Stay in the sauna as long as 10 minutes if this is your first time, and then you can cool off by jumping into a backyard pool or lake, or by just sitting outside. Be careful with this step also. The first time, your body may not like the quick cool down, resulting in a headache or nausea.
After you have cooled down, reenter the sauna and repeat the process. Note: You should drink plenty of water before, during, and after your sauna experience. You do not want to become dehydrated.
Health Benefits of Saunas
So, what are the possible health benefits of the sauna? Here is a list of 10 possibilities.
Stress relief. In Finland, the traditional sauna is semi-dark and quiet. Conversation is allowed, but it is poor etiquette to bring up controversial or political topics. The children are taught to act as they would in church. The point of using a sauna is to refresh your soul as well as your body. You should leave the sauna feeling completely relaxed.
Easing pain. The high heat will increase the blood circulation to your joints and muscles and reduce inflammation. This can be very beneficial after hard physical labor or an intensive workout. The sauna is becoming more popular with athletes after a vigorous training session or competition.
Arthritis relief. As in the above example, individuals with disease processes that cause chronic pain may find that the high heat of sauna can provide significant pain relief.

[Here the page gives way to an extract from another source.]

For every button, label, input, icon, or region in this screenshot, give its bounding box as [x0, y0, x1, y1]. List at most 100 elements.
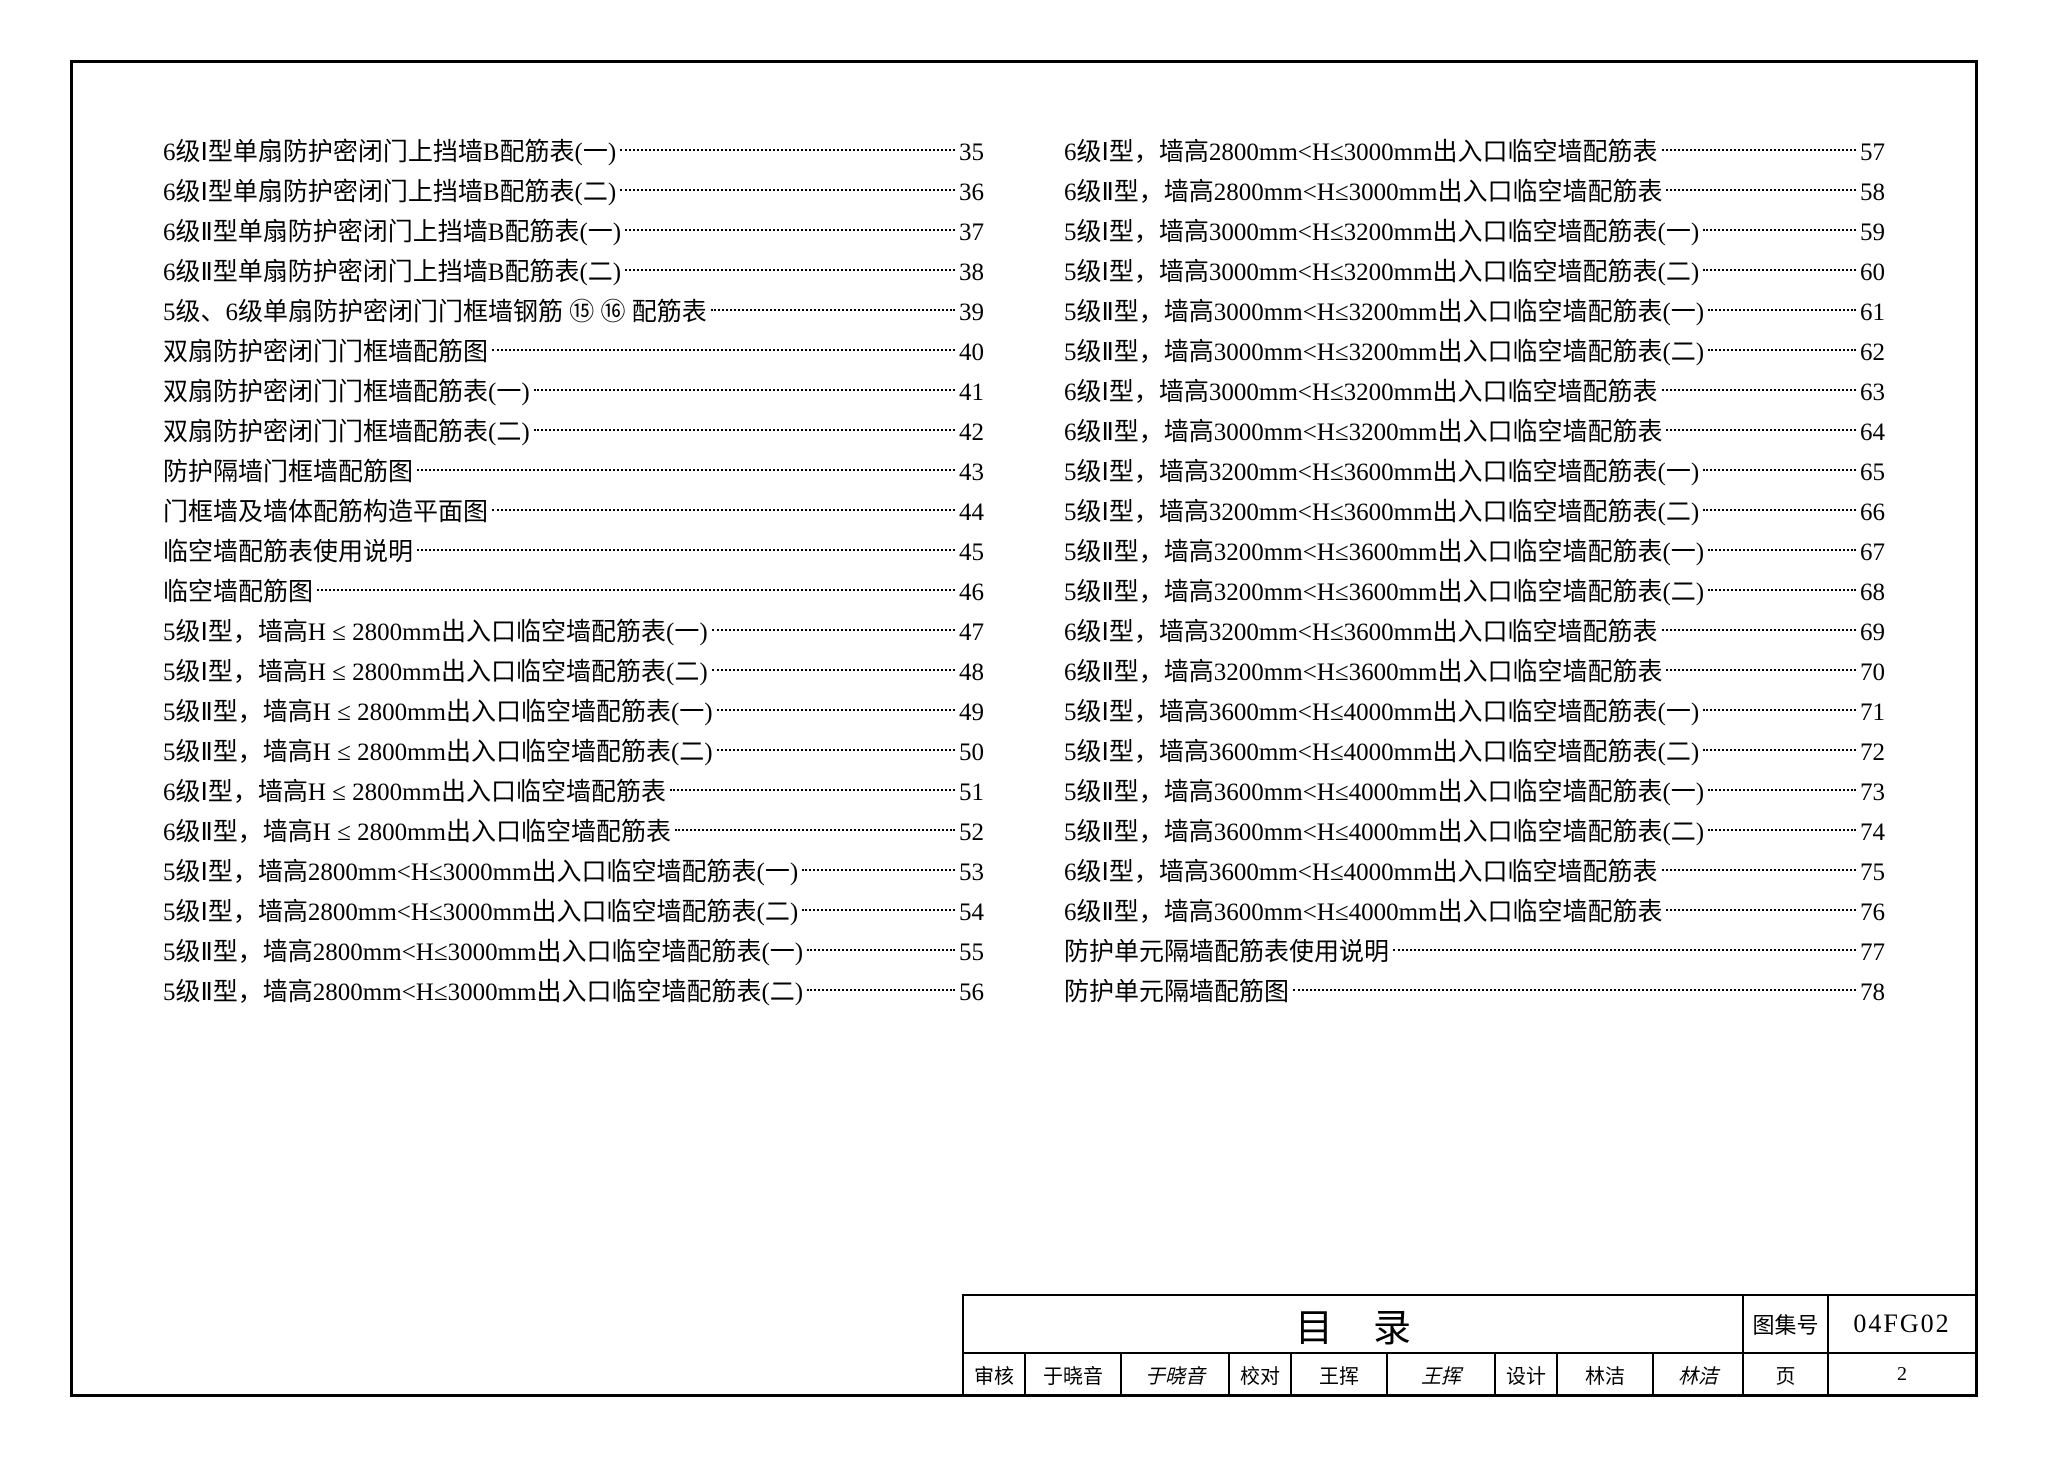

Heart health. A study done in Finland of over 2000 men over 20 years old found a significant decrease in heart attacks in those men who used the sauna 4-7 times per week, in comparison to those who only used the sauna once per week. In addition, the men who used the sauna more frequently had a lower death rate from any cardiac event. More studies are needed to determine if the health benefit is related to improved cardiac muscle function or if it’s related to the decrease in stress.
Lower blood pressure. This can be both a benefit or a risk. If you typically have high blood pressure, the sauna can be helpful. There is evidence that using the sauna regularly over time can result in the permanent lowering of blood pressure into the normal range. However, if your normal blood pressure is lower, use caution when in the sauna. Leave the sauna if you are feeling light-headed. Always talk to your doctor about saunas before trying one.
Skin problems. The dry heat of sauna can help some skin problems, including psoriasis.
Decreased dementia. A study done in Finland of over 2000 men showed a significantly lower rate of dementia in those men who used the sauna 4-7 times per week. Further study is needed to determine if the sauna has truly lowered the rate of dementia or if those afflicted by dementia typically do not use the sauna.
Cleansing the skin. The high heat of the sauna and the resulting profuse sweating that occurs will flush out the pores, resulting in a softer appearance to the skin.
Improved sleep. There is some evidence that the use of a sauna can improve sleep. The increased release of endorphins during sauna use results in a much deeper and calmer sleep experience.
Cure a cold. Well, maybe not cure a cold, but certainly lessen the symptoms. The high heat and steam of the traditional sauna can relieve sinus congestion and bring needed relief to the sufferer.
Obviously, there are many benefits to the sauna—including just pure relaxation. More scientific studies are needed to verify the benefits. In the meantime, the sauna just feels good! Whether you are interested in the sauna for medical benefits or mental and emotional benefits, the addition of a sauna could be the best investment in your health and your well-being that you can make.